Her breathing hitched once again. She stared coldly, cried, and shouted in anger for she feels like even a single word from her is not heard by anyone.

She threw away the pillows and cried so loudly. But before she can even do anything worse, she heard her mother's words

"What the hell Theresa! You are talking to your blanket again!? And please open the damn windows and stop your freaking insanity coz it's so warm in here!"

She's doing it again.

22/07/2020

I have grown knowledgeable to not need them to help me with difficult questions.

I have mastered to fill myself up with information from my own readings and researches that I was never dependent on my friends for answers.

I have always sported a strong facade and made my wit obvious that they never became concerned if I was doing fine or if I ever go weak.

I was the best in their eyes. I was the strongest in their perception. I can have the best company...that's what they thought.

And that's why they are confident to leave me. They're okay to not talk to me. They are only concerned with their own personal breakdowns but disregard mine and invalidate my heartaches sometimes.

Whenever I say "I'm having a bad day" or "I'm having a hard time" they would try to cheer me up and say "Kaya mo 'yan uy, IKAW PA!"

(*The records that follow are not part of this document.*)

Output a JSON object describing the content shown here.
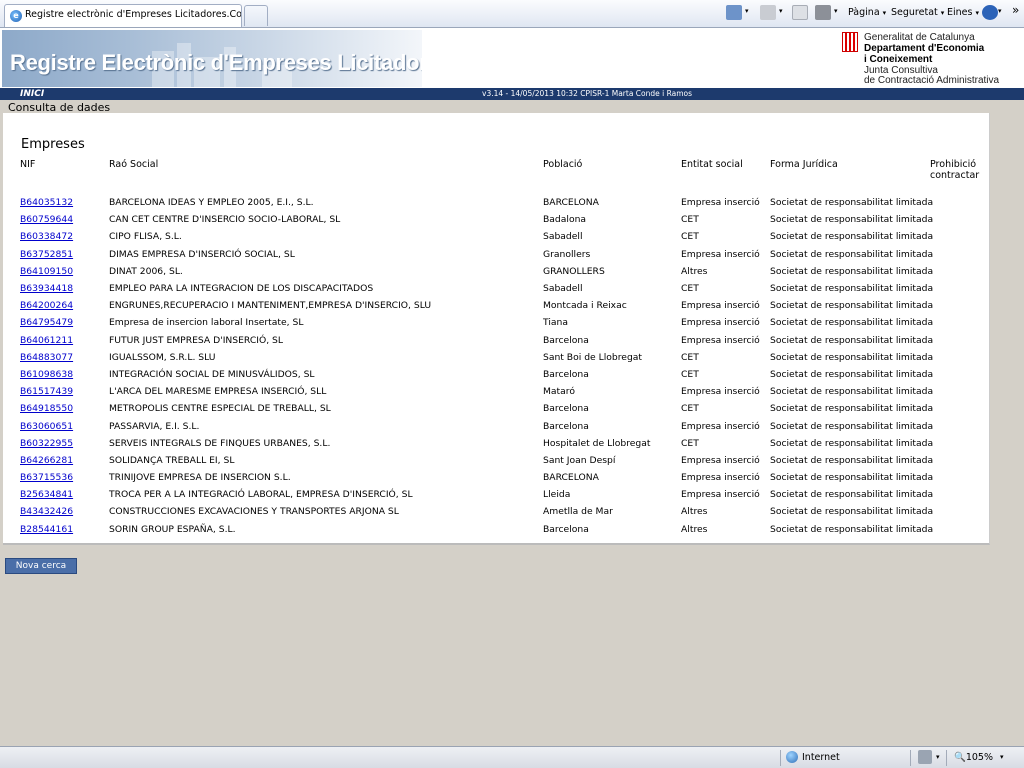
{
  "browser": {
    "tab_title": "Registre electrònic d'Empreses Licitadores.Consulta A...",
    "cmd_pagina": "Pàgina",
    "cmd_seguretat": "Seguretat",
    "cmd_eines": "Eines",
    "cmd_more": "»",
    "caret": "▾"
  },
  "banner": {
    "title": "Registre Electrònic d'Empreses Licitadores",
    "gen_line1": "Generalitat de Catalunya",
    "gen_line2": "Departament d'Economia",
    "gen_line3": "i Coneixement",
    "gen_line4": "Junta Consultiva",
    "gen_line5": "de Contractació Administrativa"
  },
  "nav": {
    "inici": "INICI",
    "version": "v3.14 - 14/05/2013 10:32 CPISR-1 Marta Conde i Ramos"
  },
  "page": {
    "breadcrumb": "Consulta de dades",
    "section_title": "Empreses",
    "new_search_button": "Nova cerca"
  },
  "table": {
    "headers": {
      "nif": "NIF",
      "rao": "Raó Social",
      "poblacio": "Població",
      "entitat": "Entitat social",
      "forma": "Forma Jurídica",
      "prohibicio1": "Prohibició",
      "prohibicio2": "contractar"
    },
    "rows": [
      {
        "nif": "B64035132",
        "rao": "BARCELONA IDEAS Y EMPLEO 2005, E.I., S.L.",
        "poblacio": "BARCELONA",
        "entitat": "Empresa inserció",
        "forma": "Societat de responsabilitat limitada"
      },
      {
        "nif": "B60759644",
        "rao": "CAN CET CENTRE D'INSERCIO SOCIO-LABORAL, SL",
        "poblacio": "Badalona",
        "entitat": "CET",
        "forma": "Societat de responsabilitat limitada"
      },
      {
        "nif": "B60338472",
        "rao": "CIPO FLISA, S.L.",
        "poblacio": "Sabadell",
        "entitat": "CET",
        "forma": "Societat de responsabilitat limitada"
      },
      {
        "nif": "B63752851",
        "rao": "DIMAS EMPRESA D'INSERCIÓ SOCIAL, SL",
        "poblacio": "Granollers",
        "entitat": "Empresa inserció",
        "forma": "Societat de responsabilitat limitada"
      },
      {
        "nif": "B64109150",
        "rao": "DINAT 2006, SL.",
        "poblacio": "GRANOLLERS",
        "entitat": "Altres",
        "forma": "Societat de responsabilitat limitada"
      },
      {
        "nif": "B63934418",
        "rao": "EMPLEO PARA LA INTEGRACION DE LOS DISCAPACITADOS",
        "poblacio": "Sabadell",
        "entitat": "CET",
        "forma": "Societat de responsabilitat limitada"
      },
      {
        "nif": "B64200264",
        "rao": "ENGRUNES,RECUPERACIO I MANTENIMENT,EMPRESA D'INSERCIO, SLU",
        "poblacio": "Montcada i Reixac",
        "entitat": "Empresa inserció",
        "forma": "Societat de responsabilitat limitada"
      },
      {
        "nif": "B64795479",
        "rao": "Empresa de insercion laboral Insertate, SL",
        "poblacio": "Tiana",
        "entitat": "Empresa inserció",
        "forma": "Societat de responsabilitat limitada"
      },
      {
        "nif": "B64061211",
        "rao": "FUTUR JUST EMPRESA D'INSERCIÓ, SL",
        "poblacio": "Barcelona",
        "entitat": "Empresa inserció",
        "forma": "Societat de responsabilitat limitada"
      },
      {
        "nif": "B64883077",
        "rao": "IGUALSSOM, S.R.L. SLU",
        "poblacio": "Sant Boi de Llobregat",
        "entitat": "CET",
        "forma": "Societat de responsabilitat limitada"
      },
      {
        "nif": "B61098638",
        "rao": "INTEGRACIÓN SOCIAL DE MINUSVÁLIDOS, SL",
        "poblacio": "Barcelona",
        "entitat": "CET",
        "forma": "Societat de responsabilitat limitada"
      },
      {
        "nif": "B61517439",
        "rao": "L'ARCA DEL MARESME EMPRESA INSERCIÓ, SLL",
        "poblacio": "Mataró",
        "entitat": "Empresa inserció",
        "forma": "Societat de responsabilitat limitada"
      },
      {
        "nif": "B64918550",
        "rao": "METROPOLIS CENTRE ESPECIAL DE TREBALL, SL",
        "poblacio": "Barcelona",
        "entitat": "CET",
        "forma": "Societat de responsabilitat limitada"
      },
      {
        "nif": "B63060651",
        "rao": "PASSARVIA, E.I. S.L.",
        "poblacio": "Barcelona",
        "entitat": "Empresa inserció",
        "forma": "Societat de responsabilitat limitada"
      },
      {
        "nif": "B60322955",
        "rao": "SERVEIS INTEGRALS DE FINQUES URBANES, S.L.",
        "poblacio": "Hospitalet de Llobregat",
        "entitat": "CET",
        "forma": "Societat de responsabilitat limitada"
      },
      {
        "nif": "B64266281",
        "rao": "SOLIDANÇA TREBALL EI, SL",
        "poblacio": "Sant Joan Despí",
        "entitat": "Empresa inserció",
        "forma": "Societat de responsabilitat limitada"
      },
      {
        "nif": "B63715536",
        "rao": "TRINIJOVE EMPRESA DE INSERCION S.L.",
        "poblacio": "BARCELONA",
        "entitat": "Empresa inserció",
        "forma": "Societat de responsabilitat limitada"
      },
      {
        "nif": "B25634841",
        "rao": "TROCA PER A LA INTEGRACIÓ LABORAL, EMPRESA D'INSERCIÓ, SL",
        "poblacio": "Lleida",
        "entitat": "Empresa inserció",
        "forma": "Societat de responsabilitat limitada"
      },
      {
        "nif": "B43432426",
        "rao": "CONSTRUCCIONES EXCAVACIONES Y TRANSPORTES ARJONA SL",
        "poblacio": "Ametlla de Mar",
        "entitat": "Altres",
        "forma": "Societat de responsabilitat limitada"
      },
      {
        "nif": "B28544161",
        "rao": "SORIN GROUP ESPAÑA, S.L.",
        "poblacio": "Barcelona",
        "entitat": "Altres",
        "forma": "Societat de responsabilitat limitada"
      }
    ]
  },
  "statusbar": {
    "zone": "Internet",
    "zoom": "105%",
    "caret": "▾"
  },
  "colors": {
    "nav_bg": "#1d3a6d",
    "link": "#0000cc",
    "button_bg": "#4a6ea8"
  }
}
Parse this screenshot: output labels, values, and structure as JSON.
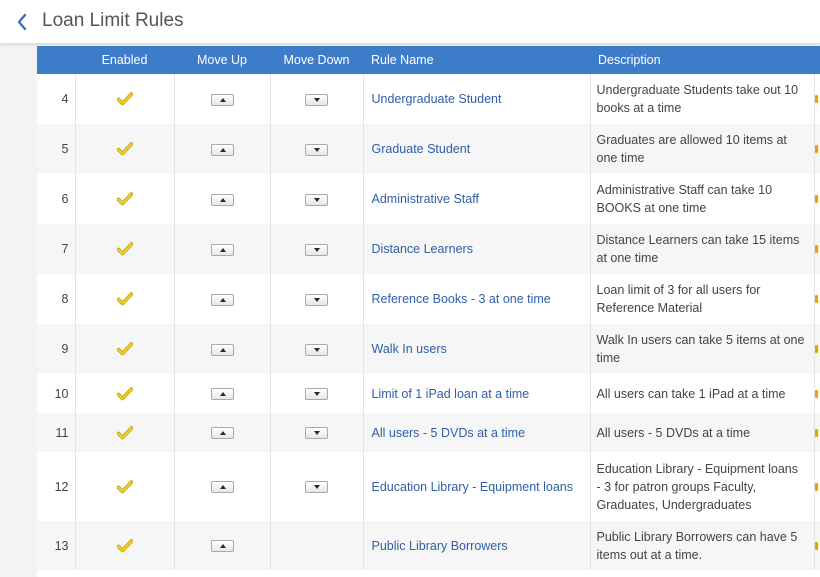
{
  "page": {
    "title": "Loan Limit Rules"
  },
  "table": {
    "columns": {
      "number": "",
      "enabled": "Enabled",
      "move_up": "Move Up",
      "move_down": "Move Down",
      "rule_name": "Rule Name",
      "description": "Description"
    },
    "rows": [
      {
        "num": "4",
        "enabled": true,
        "name": "Undergraduate Student",
        "description": "Undergraduate Students take out 10 books at a time",
        "has_move_down": true
      },
      {
        "num": "5",
        "enabled": true,
        "name": "Graduate Student",
        "description": "Graduates are allowed 10 items at one time",
        "has_move_down": true
      },
      {
        "num": "6",
        "enabled": true,
        "name": "Administrative Staff",
        "description": "Administrative Staff can take 10 BOOKS at one time",
        "has_move_down": true
      },
      {
        "num": "7",
        "enabled": true,
        "name": "Distance Learners",
        "description": "Distance Learners can take 15 items at one time",
        "has_move_down": true
      },
      {
        "num": "8",
        "enabled": true,
        "name": "Reference Books - 3 at one time",
        "description": "Loan limit of 3 for all users for Reference Material",
        "has_move_down": true
      },
      {
        "num": "9",
        "enabled": true,
        "name": "Walk In users",
        "description": "Walk In users can take 5 items at one time",
        "has_move_down": true
      },
      {
        "num": "10",
        "enabled": true,
        "name": "Limit of 1 iPad loan at a time",
        "description": "All users can take 1 iPad at a time",
        "has_move_down": true
      },
      {
        "num": "11",
        "enabled": true,
        "name": "All users - 5 DVDs at a time",
        "description": "All users - 5 DVDs at a time",
        "has_move_down": true
      },
      {
        "num": "12",
        "enabled": true,
        "name": "Education Library - Equipment loans",
        "description": "Education Library - Equipment loans - 3 for patron groups Faculty, Graduates, Undergraduates",
        "has_move_down": true
      },
      {
        "num": "13",
        "enabled": true,
        "name": "Public Library Borrowers",
        "description": "Public Library Borrowers can have 5 items out at a time.",
        "has_move_down": false
      }
    ]
  },
  "icons": {
    "back": "chevron-left-icon",
    "enabled": "checkmark-icon",
    "move_up": "arrow-up-icon",
    "move_down": "arrow-down-icon"
  },
  "colors": {
    "header_bg": "#3d7cc9",
    "link": "#2e5fa8",
    "check": "#f2cc1e",
    "row_alt": "#f6f6f6"
  }
}
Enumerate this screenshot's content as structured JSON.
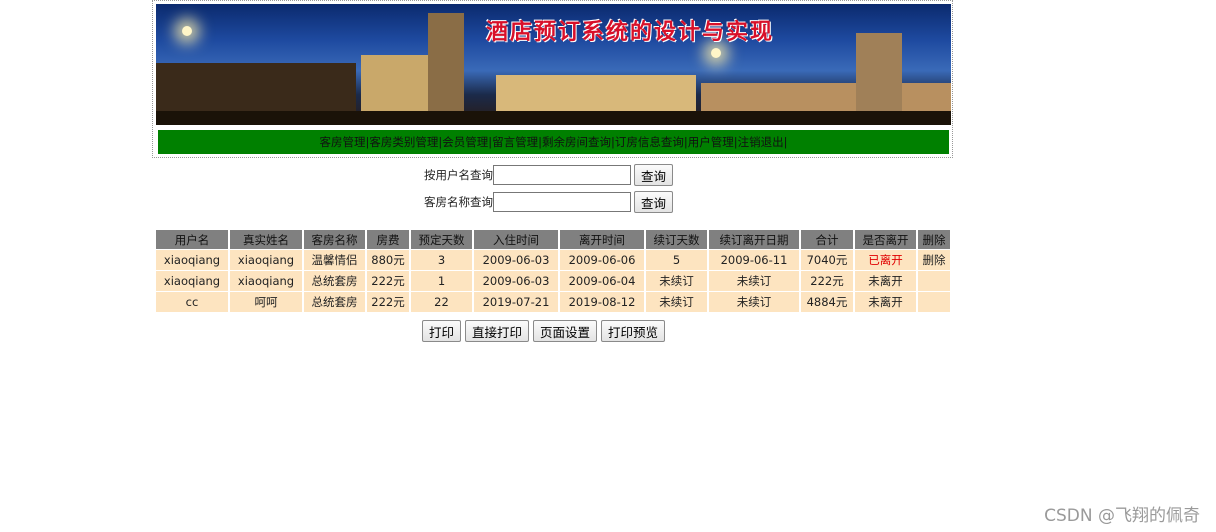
{
  "header": {
    "title": "酒店预订系统的设计与实现",
    "nav": [
      {
        "label": "客房管理|"
      },
      {
        "label": "客房类别管理|"
      },
      {
        "label": "会员管理|"
      },
      {
        "label": "留言管理|"
      },
      {
        "label": "剩余房间查询|"
      },
      {
        "label": "订房信息查询|"
      },
      {
        "label": "用户管理|"
      },
      {
        "label": "注销退出|"
      }
    ]
  },
  "search": {
    "by_user_label": "按用户名查询",
    "by_room_label": "客房名称查询",
    "button": "查询",
    "user_value": "",
    "room_value": ""
  },
  "table": {
    "headers": [
      "用户名",
      "真实姓名",
      "客房名称",
      "房费",
      "预定天数",
      "入住时间",
      "离开时间",
      "续订天数",
      "续订离开日期",
      "合计",
      "是否离开",
      "删除"
    ],
    "rows": [
      [
        "xiaoqiang",
        "xiaoqiang",
        "温馨情侣",
        "880元",
        "3",
        "2009-06-03",
        "2009-06-06",
        "5",
        "2009-06-11",
        "7040元",
        "已离开",
        "删除"
      ],
      [
        "xiaoqiang",
        "xiaoqiang",
        "总统套房",
        "222元",
        "1",
        "2009-06-03",
        "2009-06-04",
        "未续订",
        "未续订",
        "222元",
        "未离开",
        ""
      ],
      [
        "cc",
        "呵呵",
        "总统套房",
        "222元",
        "22",
        "2019-07-21",
        "2019-08-12",
        "未续订",
        "未续订",
        "4884元",
        "未离开",
        ""
      ]
    ]
  },
  "print": {
    "print": "打印",
    "direct_print": "直接打印",
    "page_setup": "页面设置",
    "preview": "打印预览"
  },
  "watermark": "CSDN @飞翔的佩奇",
  "colors": {
    "nav_bg": "#008000",
    "header_cell": "#808080",
    "row_bg": "#fde4c0",
    "left_status": "#e00000",
    "title": "#d8102a"
  }
}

But what's with me? I may look strong but I also have weaknesses. I might have my own answers on certain things but the fact is, no person can know everything. I may have been independent, but I still need company.

They think that I am the best but it is really true that even the best fall down sometimes.

I also need people as much as people need me. I also need friends as much as friends need me.